Chile's constitutional assembly votes to replace senate with new chamber
In a marathon voting session to restructure Chile's political system that finished late Wednesday night, the country's constitutional assembly voted to replace its 200-year-old senate with a new "chamber of regions".
The assembly has been working on a new draft constitution that will go to a referendum on Sept. 4, and eliminating or reforming the senate has been a key goal of left-wing members, who say it stalls or halts progress and laws.
Opponents said the proposal would give too much power to the lower house and centralize decision-making.
"Regions wouldn't have a voice when it comes to health, pensions, transport or education," Hernan Larrain, a conservative constituent said on the assembly floor.

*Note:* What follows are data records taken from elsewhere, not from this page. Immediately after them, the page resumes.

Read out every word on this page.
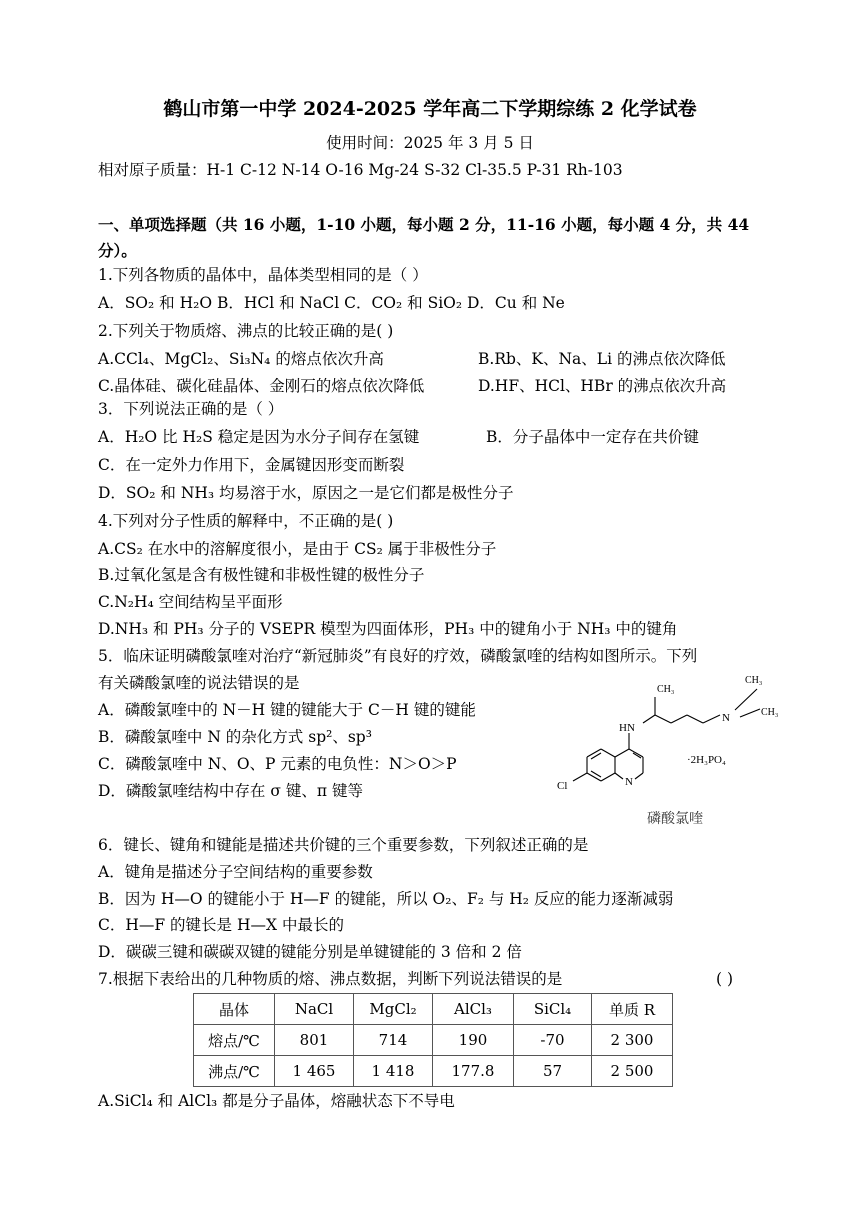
鹤山市第一中学 2024-2025 学年高二下学期综练 2 化学试卷
使用时间：2025 年 3 月 5 日
相对原子质量：H-1 C-12 N-14 O-16 Mg-24 S-32 Cl-35.5 P-31 Rh-103
一、单项选择题（共 16 小题，1-10 小题，每小题 2 分，11-16 小题，每小题 4 分，共 44
分）。
1.下列各物质的晶体中，晶体类型相同的是（ ）
A．SO₂ 和 H₂O B．HCl 和 NaCl C．CO₂ 和 SiO₂ D．Cu 和 Ne
2.下列关于物质熔、沸点的比较正确的是( )
A.CCl₄、MgCl₂、Si₃N₄ 的熔点依次升高	B.Rb、K、Na、Li 的沸点依次降低
C.晶体硅、碳化硅晶体、金刚石的熔点依次降低	D.HF、HCl、HBr 的沸点依次升高
3．下列说法正确的是（ ）
A．H₂O 比 H₂S 稳定是因为水分子间存在氢键	B．分子晶体中一定存在共价键
C．在一定外力作用下，金属键因形变而断裂
D．SO₂ 和 NH₃ 均易溶于水，原因之一是它们都是极性分子
4.下列对分子性质的解释中，不正确的是( )
A.CS₂ 在水中的溶解度很小，是由于 CS₂ 属于非极性分子
B.过氧化氢是含有极性键和非极性键的极性分子
C.N₂H₄ 空间结构呈平面形
D.NH₃ 和 PH₃ 分子的 VSEPR 模型为四面体形，PH₃ 中的键角小于 NH₃ 中的键角
5．临床证明磷酸氯喹对治疗“新冠肺炎”有良好的疗效，磷酸氯喹的结构如图所示。下列
有关磷酸氯喹的说法错误的是
A．磷酸氯喹中的 N－H 键的键能大于 C－H 键的键能
B．磷酸氯喹中 N 的杂化方式 sp²、sp³
C．磷酸氯喹中 N、O、P 元素的电负性：N＞O＞P
D．磷酸氯喹结构中存在 σ 键、π 键等
CH₃
CH₃
CH₃
HN
N
N
Cl
·2H₃PO₄
磷酸氯喹
6．键长、键角和键能是描述共价键的三个重要参数，下列叙述正确的是
A．键角是描述分子空间结构的重要参数
B．因为 H—O 的键能小于 H—F 的键能，所以 O₂、F₂ 与 H₂ 反应的能力逐渐减弱
C．H—F 的键长是 H—X 中最长的
D．碳碳三键和碳碳双键的键能分别是单键键能的 3 倍和 2 倍
7.根据下表给出的几种物质的熔、沸点数据，判断下列说法错误的是	( )
晶体	NaCl	MgCl₂	AlCl₃	SiCl₄	单质 R
熔点/℃	801	714	190	-70	2 300
沸点/℃	1 465	1 418	177.8	57	2 500
A.SiCl₄ 和 AlCl₃ 都是分子晶体，熔融状态下不导电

While the article creating the new body reached the two-thirds majority needed to be included in the constitution, the article defining its powers failed and will now go back to the commission for further debate and another vote.
Ricardo Montero, a constituent and coordinator of the commission, told reporters that the commission will rework the agreement to garner more support. "Without a doubt we're worried about some of the articles that failed," he said.
Eliminating the senate had divided the commission earlier in negotiations and led to a medley of conflicting proposals largely voted down by the full assembly last month.
The new agreement came after polls showed support for the new constitution faltering, with some voters saying infighting and extreme proposals were causing them to lose faith in the process.
The assembly has until May 17 to approve articles before handing over the draft constitution to a commission in charge of fine-tuning the document.
"This is a very complex topic, very technical," Rosa Catrileo, a constituent and commission coordinator told reporters after the vote. "It's a challenge, we have little time, but we still have time."